What To Expect When You Are Pitching

Today I am sharing a question I received from an aspiring entrepreneur on getting ready to pitch their start-up idea.  As part of the career aspect of 40:20 Vision I’ve had a lot of interest from the female start-up community for sharing of “entrepreneurial” wisdom. Soon I will be creating a separate section on entrepreneurial “mentoring” for female entrepreneurs and those with an entrepreneurial spirit.

It’s exciting that so many young women, and men for that matter, are exploring entrepreneurship as a viable alternative to corporate life and taking the initiative to create their own jobs in a tough job market. It will be interesting to follow. But whether you are going there or not, there’s a lot of great advice to be garnered that is applicable to any career in today’s competitive environment. Today’s post is about pitch presentations, much of which goes for any presentation. Hope you enjoy.

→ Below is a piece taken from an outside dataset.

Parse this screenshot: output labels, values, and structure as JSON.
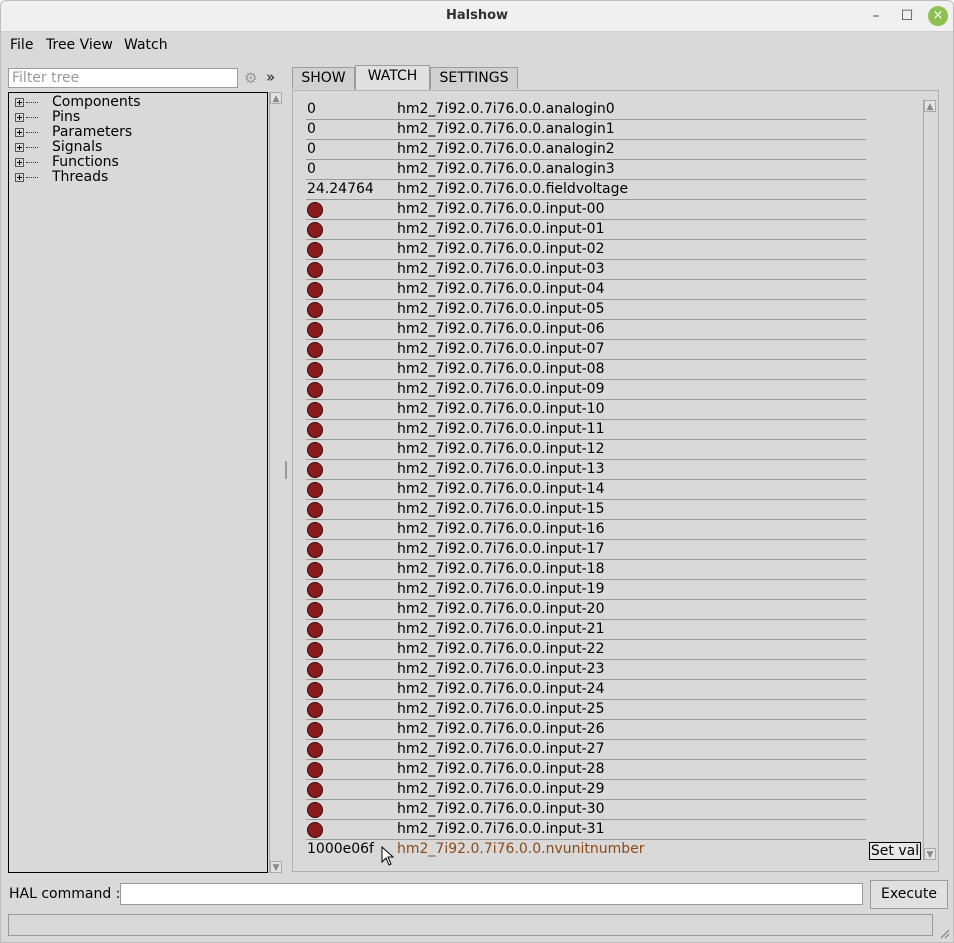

Of course we will still be featuring a breadth of advice on what 40-something women know now that they wish they knew at 20-something. Our mission is to help younger women navigate the uncertainties of adulthood and get a head-start on the self-confidence and strength that comes with age or from getting to know yourself. It’s particularly more relevant today to cover our whole lives as we are increasingly blurring the lines between work, play and life.


Q. “I am about to participate in my first pitch event, what should I be prepared for? What is the “what to expect when you are pitching? Is there anything different I should expect as a woman? For example, how should I dress?


A. Preparing for a pitch is like preparing for any big presentation. Be prepared. Be confident. And be yourself.

Confidence is the big one, so whatever you have to do to feel comfortable in your skin is best. Don’t dress in anything that distracts you. Luckily, you are probably very passionate about your start up idea so talking about it should come from the heart. That is always better than presenting something you aren’t familiar with for a company you aren’t personally invested in. That is one leg up on any presentation you have ever given before.

That said pitch presentations can be a unique beast. While it is your passion, you shouldn’t be too close to your product or concept.

“Present like a CEO. Talk about company and why they should invest. If you only talk solutions or the product or why you believe in it you are not showing your ability to lead and make good business judgments.  – pitch consultant, NYC

Whether you are pitching at an “event” or a meeting, you have to be quick, concise and on your toes. Be able to sum up the idea in 60 seconds or less. Your “elevator pitch” should include it’s positioning, who you customers are and why they would want what you are offering. Getting this right and knowing it like the back of your hand is a great way to feel confident starting your presentation.


I’m honored today to share the wisdom of four experienced female entrepreneurs who have been there and done that…some on both sides of the table. Herewith, they share what they have learned on the art of the pitch, what to expect and…what to wear.


  1. Don’t expect anything different because you are a woman. Gender has nothing to do with being well prepared and ready. If you are pitching something that has a female focus know (with stats and facts to back you up) why that is your approach. But being a woman has nothing to do with your great idea. A great idea is genderless.
  2. Dress as though you are going for an interview in your industry. Every industry has a different style and level of formality. Reflect that image but always be comfortable. You don’t want to be adjusting your skirt or tucking in your shirt in front of a crowd. Feel comfortable in your skin and in the outfit you choose to wear and that will be showcased to your audience.
  3. Practice. Practice reading aloud to yourself. Practice in front of a mirror. Practice face to face with a friend and with a casual colleague. The more practice the better the pitch. And when people ask questions take it as an opportunity to learn and grow and refine your pitch, not as an indication that your idea isn’t a good one.

– Whitney G. Wilkerson, Founder and CEO, NEXT for Women



  1. Know your audience.  It is important to be prepared and understand who they are if possible and what kind of companies they have invest in.
  2. Your pitch needs to be shorter than the time allotted.  Investor groups really appreciate when entrepreneurs respect their process.
  3. The pitch should be milestone driven.
  4. The presentation itself needs to be clean—no more than one key concept per page. Don’t forget to tell them on the 1st or 2nd slide what problem you are solving.

— Jen Shelby, Vice President, Client Services, ASTIA


Wear something that feels like you. It’s important to feel comfortable in your clothing so you can focus entirely on your pitch. If you feel like you’re playing a part, you’re wearing the wrong outfit. –  Amanda Hesser, Founder, CEO, Food52


Expect the unexpected (e.g. additional attendees to your meeting, you end up with five minutes instead of an hour). My advice is to practice (with friends, in front of the bathroom mirror). Wear something you’re comfortable or confident in. You don’t want to be fussing with something that doesn’t fit properly. – Founder / CEO, Touch of Fabulous


Lastly, one great piece of advice from a pitch workshop I recently attended was to check in with the person who you set up the meeting with initially. They want you to do well or they wouldn’t have scheduled the meeting. They know what the protocol is of their partners and team and are a great resource for making sure you are prepared.


Big thanks to my 40:20 advisory panel for their insight. And best of luck with your pitch!